The church contracted to purchase before consulting the city because the building was in foreclosure and the price was right. After learning that a conditional use permit (CUP) was required, the church closed the purchase, then applied for the CUP. The application was denied based on concerns that Main Street is unique in having a concentration of entertainment businesses and no on-site parking. Additionally, the location of a church would limit issuance of new liquor licenses in the area and inhibit planned development of the area as a tourist destination, and the church would not be required to pay taxes for upkeep of public areas.

The federal trial court affirmed, rejecting claims under the Religious Land Use and Institutionalized Persons Act, 42 U.S.C. § 2000cc. The Court held that the denial did not impose a “substantial burden” on religious exercise in violation of the Act; there were other suitable locations outside the three-block Main Street area and the denial was based on factors unique to that area. The court noted that the church has seriously considered several sites in other areas. Analyzing the Act’s prohibition of “discrimination and exclusion,” the court held that the church made a prima facie case that the zoning code was not facially neutral; it requires religious institutions, educational services, and job training services to obtain CUPs to locate in an area, while not requiring CUPs for other membership organizations. The city, however, met its burden of showing that disparate treatment was based on a neutral, generally applicable principle. The court noted that the church planned to conduct a number of accessory uses, such as General Education Development classes, that would independently trigger the CUP requirement, and that churches are unique in having the impact of limiting issuance of liquor licenses.

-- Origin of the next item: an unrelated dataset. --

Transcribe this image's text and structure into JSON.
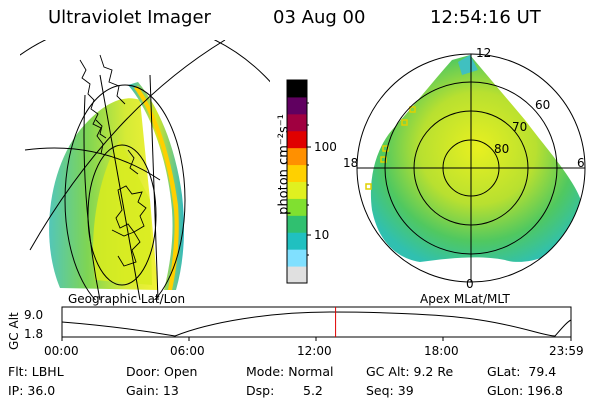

The ordinance was not gerrymandered to exclude religious uses, but was based on a neutral goal of redeveloping the area for tourism and retail uses. The secular assemblies that exist in the area, including theaters, a dance hall, and a fitness center, promote that goal. The city has rejected organizations such as Untied Way and Big Brothers/Big Sisters. Because the denial was justified under the Act, which codifies Free Exercise principles, the court rejected claims under the First Amendment and under the Arizona Religious Freedom Restoration Act, A.R.S. § 41-1493.01.

Centro Familiar Cristiano Buenas Nuevas v. City of Yuma, 2009 WL 230108 (D.AZ 1/30/2009).

The order can be accessed at: http://documents.scribd.com/docs/23npeqj22cyw7mqd400n.pdf  

The Yuma Sun reported on the case at: http://www.yumasun.com/news/zoning_47592___article.html/case_church.html  

This posting is based on an abstract appearing in Planning and Environmental Law (April 2009).


Responses

  1. I have been following RLUIPA lawsuits for several years and with great interest. It is apparent that at least one generalization can be made–every court case seems to have very unique circumstances which makes it exceedingly difficult for either a municipality or a church group to know what the results of a lawsuit will be.

    Yet, only the municipality is required to pay if it loses a case. It seems to me that it would be fairer if the law gave the judge the right to assign costs to either party if it finds that a party has abused the justice system.